Hyeong Min Yoon, Sangmin Lee, Jae Woo Jung, Kang Hee Lee, Jae Heon Jung, Chang Hwan Kim, Byunghyuck Moon, Eunji Park, Ki Hyuck Kim, Seongmook Jeong, Jun Young Yoon
J. Korean Soc. Precis. Eng. 2025;42(12):1079-1087. Published online December 1, 2025
Coherent Beam Combining (CBC) is a promising technique for enhancing laser output power by accurately aligning the phase and position of multiple laser beams. The Stochastic Parallel Gradient Descent (SPGD) algorithm is commonly used in CBC systems due to its simplicity and scalability. However, its dependence on fixed control parameters can result in slow convergence rates and diminished control stability. To overcome these challenges, this study introduces an adaptive SPGD algorithm that dynamically adjusts the perturbation amplitude and learning rate based on the real-time value of the objective function. This approach accelerates convergence during the initial stages by increasing control inputs when the objective function value is low, while ensuring stability as the function nears its maximum in later stages.
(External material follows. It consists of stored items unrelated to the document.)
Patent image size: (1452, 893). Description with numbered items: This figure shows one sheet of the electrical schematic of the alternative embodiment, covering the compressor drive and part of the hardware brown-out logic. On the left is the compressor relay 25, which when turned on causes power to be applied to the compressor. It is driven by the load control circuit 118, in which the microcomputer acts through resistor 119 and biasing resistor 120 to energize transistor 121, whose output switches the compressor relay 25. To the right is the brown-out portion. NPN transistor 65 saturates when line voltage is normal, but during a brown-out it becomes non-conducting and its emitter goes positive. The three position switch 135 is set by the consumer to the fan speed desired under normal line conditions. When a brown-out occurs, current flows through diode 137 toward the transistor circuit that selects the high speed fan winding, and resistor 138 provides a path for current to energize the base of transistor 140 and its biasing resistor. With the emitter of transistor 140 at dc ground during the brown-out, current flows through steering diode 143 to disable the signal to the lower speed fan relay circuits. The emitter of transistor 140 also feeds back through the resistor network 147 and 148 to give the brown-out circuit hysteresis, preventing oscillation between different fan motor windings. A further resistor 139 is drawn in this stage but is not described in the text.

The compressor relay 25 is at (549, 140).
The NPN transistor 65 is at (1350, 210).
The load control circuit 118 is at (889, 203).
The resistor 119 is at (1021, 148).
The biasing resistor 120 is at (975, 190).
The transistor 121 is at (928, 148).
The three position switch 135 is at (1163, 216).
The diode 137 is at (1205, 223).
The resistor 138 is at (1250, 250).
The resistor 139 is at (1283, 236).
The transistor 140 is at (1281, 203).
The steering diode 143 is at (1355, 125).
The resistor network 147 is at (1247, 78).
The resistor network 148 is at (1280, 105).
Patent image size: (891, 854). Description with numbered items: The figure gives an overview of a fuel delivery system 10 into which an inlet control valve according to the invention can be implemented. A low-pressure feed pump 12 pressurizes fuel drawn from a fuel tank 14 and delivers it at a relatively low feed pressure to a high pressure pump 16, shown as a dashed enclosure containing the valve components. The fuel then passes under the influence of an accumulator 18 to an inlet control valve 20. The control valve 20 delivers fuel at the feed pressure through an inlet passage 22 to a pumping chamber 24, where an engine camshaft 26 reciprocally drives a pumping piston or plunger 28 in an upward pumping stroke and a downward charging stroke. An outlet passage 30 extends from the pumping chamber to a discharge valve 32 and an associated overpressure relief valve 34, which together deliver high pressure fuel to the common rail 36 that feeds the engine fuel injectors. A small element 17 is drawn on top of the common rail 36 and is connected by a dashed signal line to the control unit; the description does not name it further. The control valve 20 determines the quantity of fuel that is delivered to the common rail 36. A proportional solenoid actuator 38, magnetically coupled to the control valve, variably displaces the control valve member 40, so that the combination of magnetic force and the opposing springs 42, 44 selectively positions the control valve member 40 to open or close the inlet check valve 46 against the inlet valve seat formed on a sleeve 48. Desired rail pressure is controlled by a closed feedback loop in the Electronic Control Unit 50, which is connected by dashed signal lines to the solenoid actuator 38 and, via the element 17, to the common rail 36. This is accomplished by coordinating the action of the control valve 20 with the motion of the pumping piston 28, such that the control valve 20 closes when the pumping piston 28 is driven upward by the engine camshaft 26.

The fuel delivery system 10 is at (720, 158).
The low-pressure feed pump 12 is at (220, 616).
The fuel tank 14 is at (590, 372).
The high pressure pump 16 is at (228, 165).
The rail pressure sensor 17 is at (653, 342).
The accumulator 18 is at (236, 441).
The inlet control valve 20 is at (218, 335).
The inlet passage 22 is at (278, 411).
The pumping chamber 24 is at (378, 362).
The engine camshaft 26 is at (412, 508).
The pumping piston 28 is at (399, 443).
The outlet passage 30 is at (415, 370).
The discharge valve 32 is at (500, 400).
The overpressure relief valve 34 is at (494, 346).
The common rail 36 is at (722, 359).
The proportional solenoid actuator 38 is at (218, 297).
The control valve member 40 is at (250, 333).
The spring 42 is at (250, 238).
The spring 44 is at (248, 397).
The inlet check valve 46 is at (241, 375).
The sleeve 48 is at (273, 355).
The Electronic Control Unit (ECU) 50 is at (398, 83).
Numerical simulations of 7-channel and 19-channel CBC systems revealed that the adaptive SPGD algorithm reduced average iteration counts by 26.4% and 18.1%, respectively, compared to the basic SPGD. Furthermore, the overall control performance improved, achieving high beam combining efficiency with reduced total computation time. This proposed algorithm serves as a straightforward yet effective enhancement to the conventional SPGD method, improving both convergence speed and stability.